Global Action Plan for Healthy Lives and Well-being for All: a commitment to accelerating together

  1. This global action plan was initiated by Germany and Norway but founded by a cluster of multilateral agencies, focused on implementation of SDG-3. See the full document or the summary for more information.
  2. Primary driver: the sharp bend in the trend-line needed if the indicators for SDG-3 are to be achieved. For example an estimated 800 million in the WHO SEARO region are vulnerable to severe financial stress from out-of-pocket health expenditure.
  3. In the bottom group of less developed countries, health expenditure is estimated to be around 10% of what it needs to be by 2030 to achieve SDG-3, a gap of $180b.
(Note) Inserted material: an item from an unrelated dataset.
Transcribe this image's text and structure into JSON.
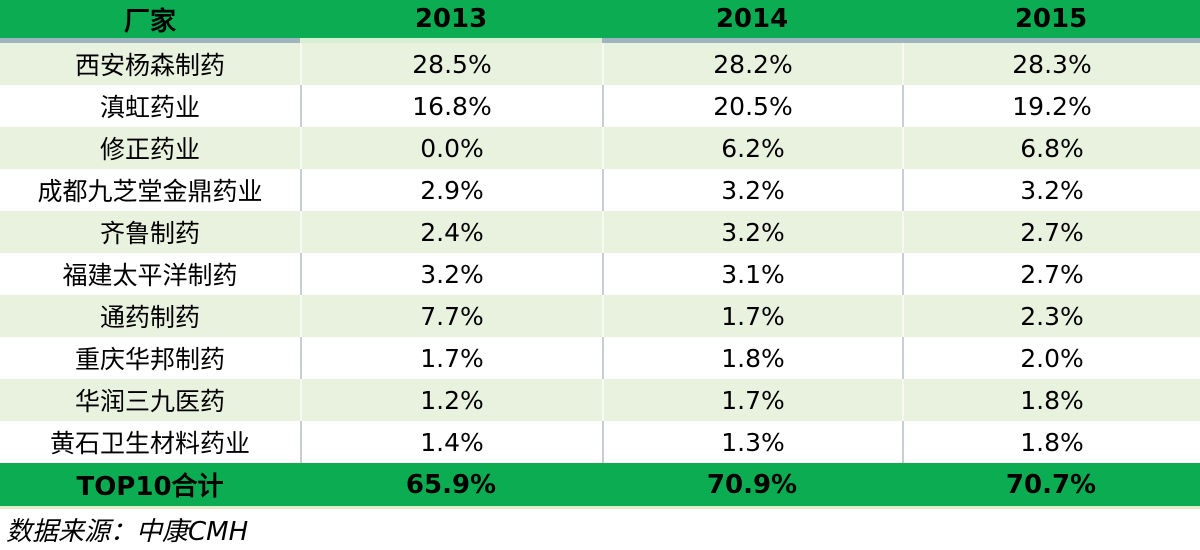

A World Bank presentation suggested the major factors to change this picture will be:
  • shift of country expenditure from lower priority items
  • investment in innovation
  • doubling of health-related aid
  1. The key task during current consultation phase (till September 2019) is to identify accelerators – joint actions that are expected to accelerate progress and remove obstacles
  2. Presentations from Ghana, Colombia and Nepal highlighted some of the challenges:
  • Sustaining achievement beyond the initial burst of enthusiasm and funding
  • Inequality, so focusing on median will not be good enough: disaggregated data is needed
  • Effective social protection (eg health insurance) systems
  • Weak HR capacity
  • Political structural decisions (eg Nepal) that makes some indicators go backwards
  • Inadequate data and data collection
  1. There is a representative civil society advisory group which calls for clear communication and consultancy and reminds that civil society will have a crucial role when it comes to implementation.